Docker: Repeatability in R&D and Academia

Repeatability is a core consideration for any research environment. Whether for public knowledge or internal to a company a future researcher being able to re-produce your experiment is essential to the scientific method

Jan. 7, 2018

I have been tinkering with Docker in my spare time and have really come to see the power it brings to the table when working on software projects. So many times deploying to either my personal server or the Windows servers we have at work have resulted in errors based on the environment the code is running in or the build steps used to create it. Alongside being an extremely frustrating and stressful problem it is so demoralizing to complete a set of work and then to have doubts about whether or not it will actually work when put in production. Docker seems to solve this in such an eloquent and complete way and I am thoroughly enjoying it for my personal work. Just have to get the IT team at work to agree to let me use it there!

I was first really introduced to Docker when working on the Axelrod projects and their philosophy about it really convinced me to implement it from an operations perspective. Their use cases are, alongside operational, academic in nature. The primary reason they bring it up is to allow the repeatability of the experiment.

At work every experiment, the conditions it ran under, lab results, documentation, notes and conclusions are all meticulously documented in dedicated software tool. I can search "nylon crystallization" and it will come back with every experiment that contains those keywords. It is an essential tool for our company to continue being innovative and make progress in our field. From my work with the R&D teams at work who we ran our process experimentation with, as well as spending a lot of time in labs in college, repeatability is a core facet of experimentation. If we can repeat an experiment we can build on top of it and push forward.

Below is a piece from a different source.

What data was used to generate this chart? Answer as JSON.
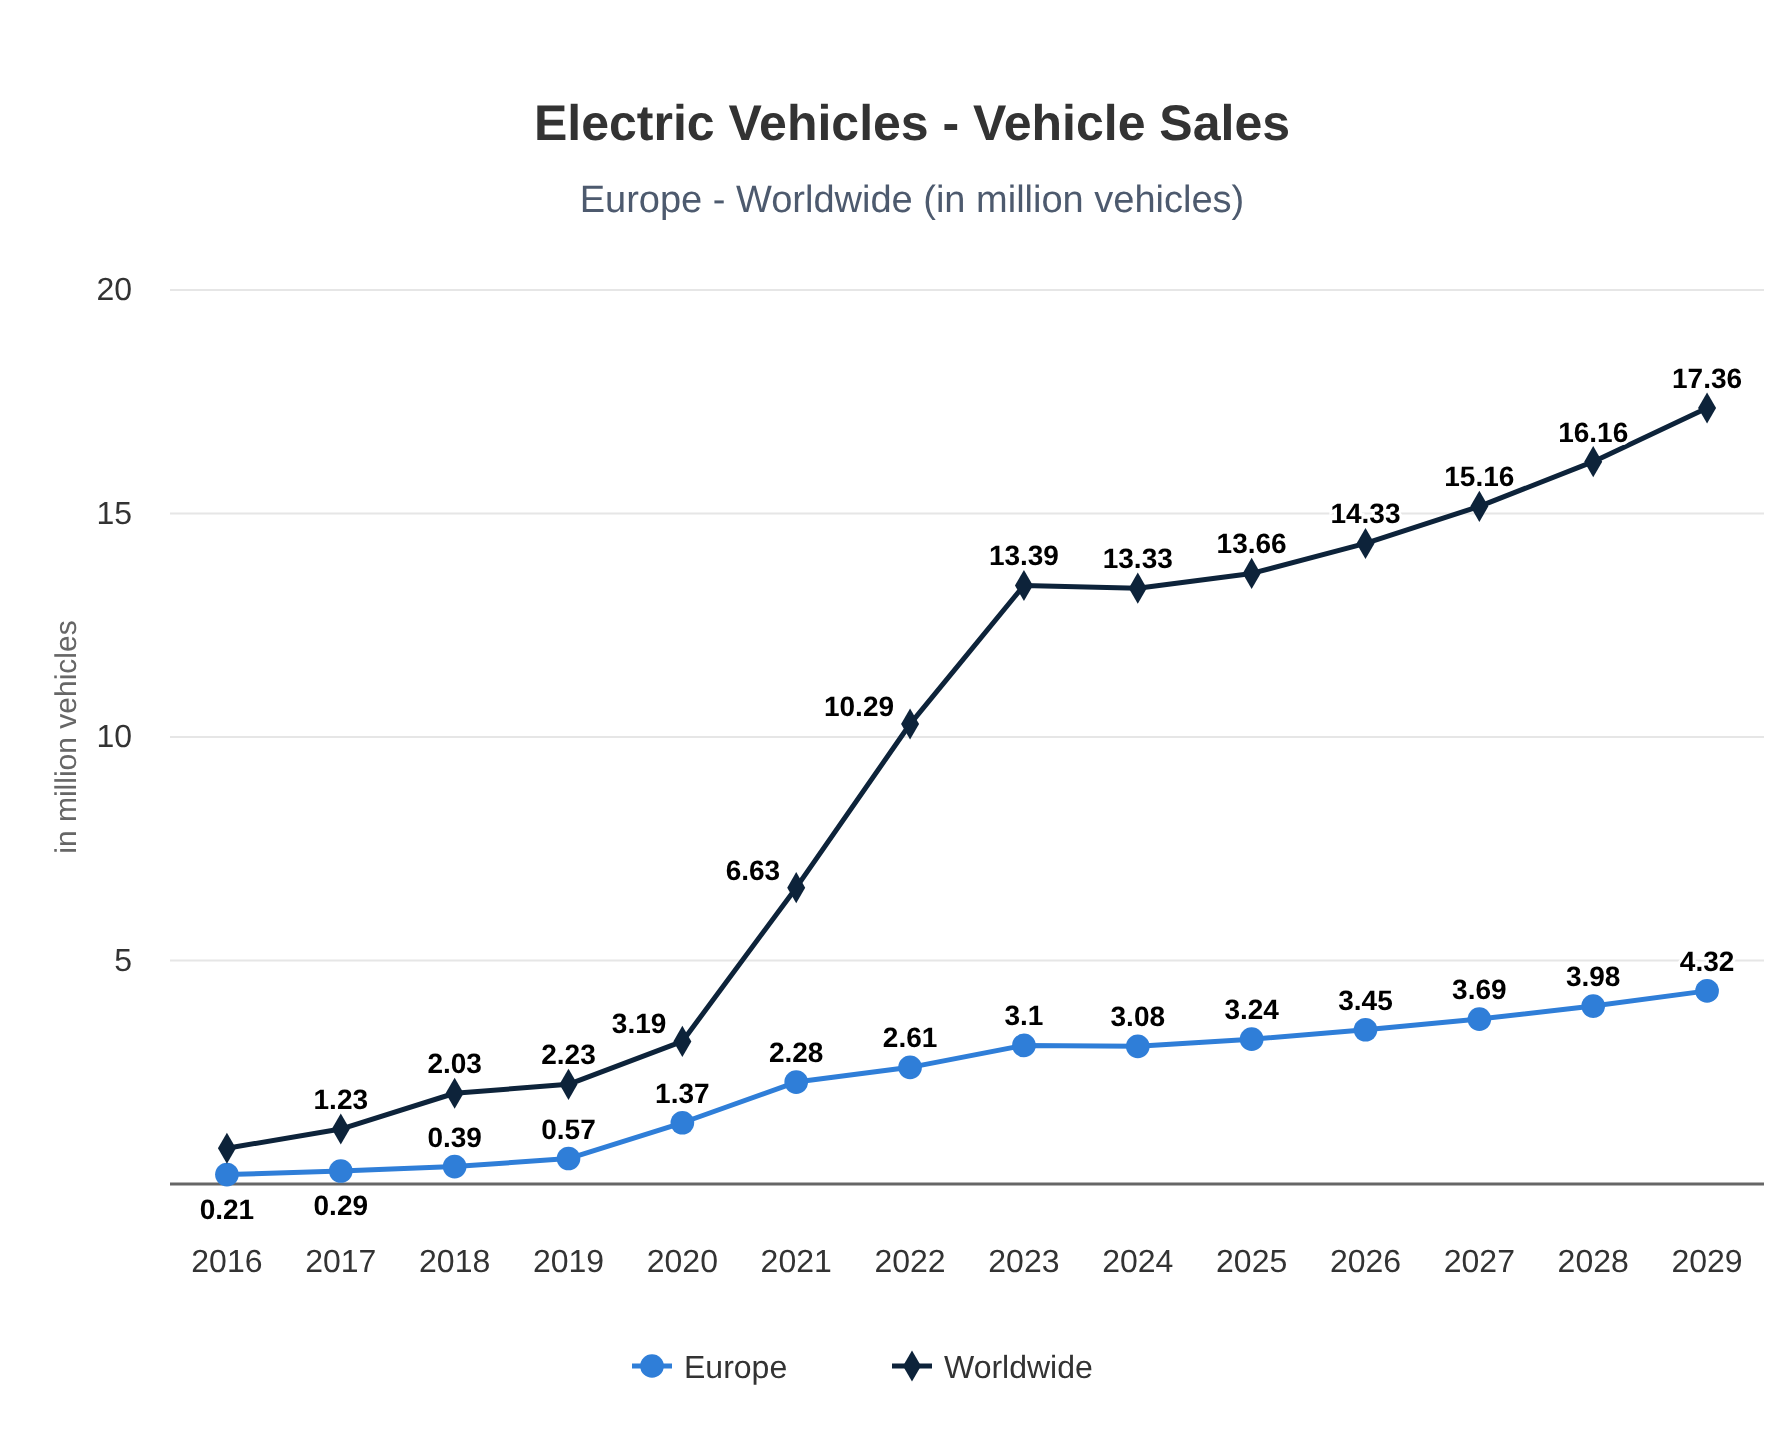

The beauty of Docker is the ability to build an environment, use it locally and then literally take the exact same environment - not a copy, not a re-creation but the environment itself and then use it in a different location. On top of that even if you do need to re-create (i.e. build) the image, the Dockerfile can execute this and I have basically complete confidence that it will be an identical environment.

More and more of academia is moving into programming as a solution to some difficult problems and I believe based on talking to some of my friends who are PHD students doing research that this trend will only continue. Reproducing an experiment in this field can be difficult because of the large array of operating systems, versions and software installed on them. I am interested to see if Docker grows to solve that problem as it is growing to solve a similar issue in software operations.